Prime Minister Nawaz Sharif, addressing the ‘Water for Life Conference 2015’ in Dushanbe, stated that to safeguard a sustainable and prosperous future for the coming generations, availability of water resources is essential. He said that, two thirds of the world population could be facing water shortages; however, Pakistan was determined to provide access to water for residential consumers, industries and agriculture. If there is such an awareness of the water crisis, the question that arises is, that why hasn’t the government still done anything about it?
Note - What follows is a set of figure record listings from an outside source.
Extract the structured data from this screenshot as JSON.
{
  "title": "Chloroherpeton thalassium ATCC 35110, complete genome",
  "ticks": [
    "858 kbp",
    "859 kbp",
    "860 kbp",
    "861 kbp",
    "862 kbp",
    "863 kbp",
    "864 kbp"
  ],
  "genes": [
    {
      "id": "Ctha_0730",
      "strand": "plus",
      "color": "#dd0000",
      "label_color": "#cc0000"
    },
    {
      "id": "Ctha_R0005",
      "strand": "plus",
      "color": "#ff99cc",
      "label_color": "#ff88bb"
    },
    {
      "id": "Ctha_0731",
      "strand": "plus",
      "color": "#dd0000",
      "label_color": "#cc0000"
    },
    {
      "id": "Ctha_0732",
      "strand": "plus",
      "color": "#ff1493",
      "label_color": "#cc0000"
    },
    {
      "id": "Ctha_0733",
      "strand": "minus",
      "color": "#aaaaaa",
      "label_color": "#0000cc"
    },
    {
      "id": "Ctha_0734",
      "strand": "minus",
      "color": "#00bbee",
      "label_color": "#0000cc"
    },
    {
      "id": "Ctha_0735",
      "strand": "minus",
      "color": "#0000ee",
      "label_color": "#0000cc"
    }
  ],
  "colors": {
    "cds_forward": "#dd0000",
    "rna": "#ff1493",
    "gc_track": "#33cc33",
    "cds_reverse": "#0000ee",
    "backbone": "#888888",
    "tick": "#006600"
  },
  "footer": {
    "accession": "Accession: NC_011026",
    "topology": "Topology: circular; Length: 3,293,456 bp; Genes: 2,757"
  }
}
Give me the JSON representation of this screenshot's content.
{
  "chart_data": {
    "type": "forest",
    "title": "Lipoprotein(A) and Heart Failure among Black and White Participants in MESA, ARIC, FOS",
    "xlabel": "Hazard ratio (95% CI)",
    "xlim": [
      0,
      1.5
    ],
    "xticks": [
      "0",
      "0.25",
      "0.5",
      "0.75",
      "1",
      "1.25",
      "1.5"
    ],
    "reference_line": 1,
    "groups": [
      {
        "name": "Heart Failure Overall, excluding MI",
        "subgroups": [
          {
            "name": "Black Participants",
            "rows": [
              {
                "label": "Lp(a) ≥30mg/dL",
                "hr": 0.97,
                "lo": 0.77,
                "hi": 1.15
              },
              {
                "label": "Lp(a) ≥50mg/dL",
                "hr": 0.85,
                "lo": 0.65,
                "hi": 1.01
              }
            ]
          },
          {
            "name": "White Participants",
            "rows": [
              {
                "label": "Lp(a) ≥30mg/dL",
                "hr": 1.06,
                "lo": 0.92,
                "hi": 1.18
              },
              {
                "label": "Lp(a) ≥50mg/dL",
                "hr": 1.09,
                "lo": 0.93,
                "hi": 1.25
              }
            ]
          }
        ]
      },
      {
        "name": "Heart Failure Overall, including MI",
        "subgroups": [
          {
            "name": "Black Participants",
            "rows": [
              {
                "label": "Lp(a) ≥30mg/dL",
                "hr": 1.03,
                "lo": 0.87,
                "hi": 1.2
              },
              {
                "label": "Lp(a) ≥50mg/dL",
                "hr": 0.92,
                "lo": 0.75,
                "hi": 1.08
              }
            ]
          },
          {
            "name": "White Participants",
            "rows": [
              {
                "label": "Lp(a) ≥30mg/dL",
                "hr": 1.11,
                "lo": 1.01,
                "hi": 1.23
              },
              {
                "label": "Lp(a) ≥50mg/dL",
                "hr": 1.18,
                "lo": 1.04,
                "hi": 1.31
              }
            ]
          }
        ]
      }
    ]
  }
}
The International Monetary Fund recently warned Pakistan about the water scarcity, one that could threaten all aspects of national economy. Blaming “lack of proper management” for this predicament; it stated us to be among the world’s 36 most water-stressed countries and the situation to get worse, with the increase in population. Pakistan has the necessary natural endowment and one of the world’s most extensive irrigation systems. However, a lack of interest, one that has been overlooked by the state, given a prolific focus on terrorism, state security and a political warfare, has made this very real problem look as if it is only secondary.

The per capita annual water availability in Pakistan has dropped fundamentally due to population growth, from 5,600 cubic metres at independence, to the current level of 1,017 cubic metres, and is projected to decline further under the current infrastructure and institutional conditions. Moreover, the demand for water is on the rise, projected to reach 274 million acre-feet (MAF) by 2025, while supply is expected to remain stagnant at 191 MAF, resulting in a demand-supply gap of approximately 83 MAF. Why is it that the state still does not see this as an alarming problem for the country, one that is threatening to wipe out our future generations?

If on an international forum, Pakistan is being urged to focus on demand- side measures that promote conservation and control of excessive groundwater exploitation, but execution on the part of our state is almost nonexistent. With politicians, that have magnanimously declared the countries needs over their own, we are yet to see when the water crisis would be taken on by them. One can say, that since, they are not getting any direct glory or benefit from investing in a more regulatory water distribution and management; only silence can be heard from them, regarding such a startling crisis.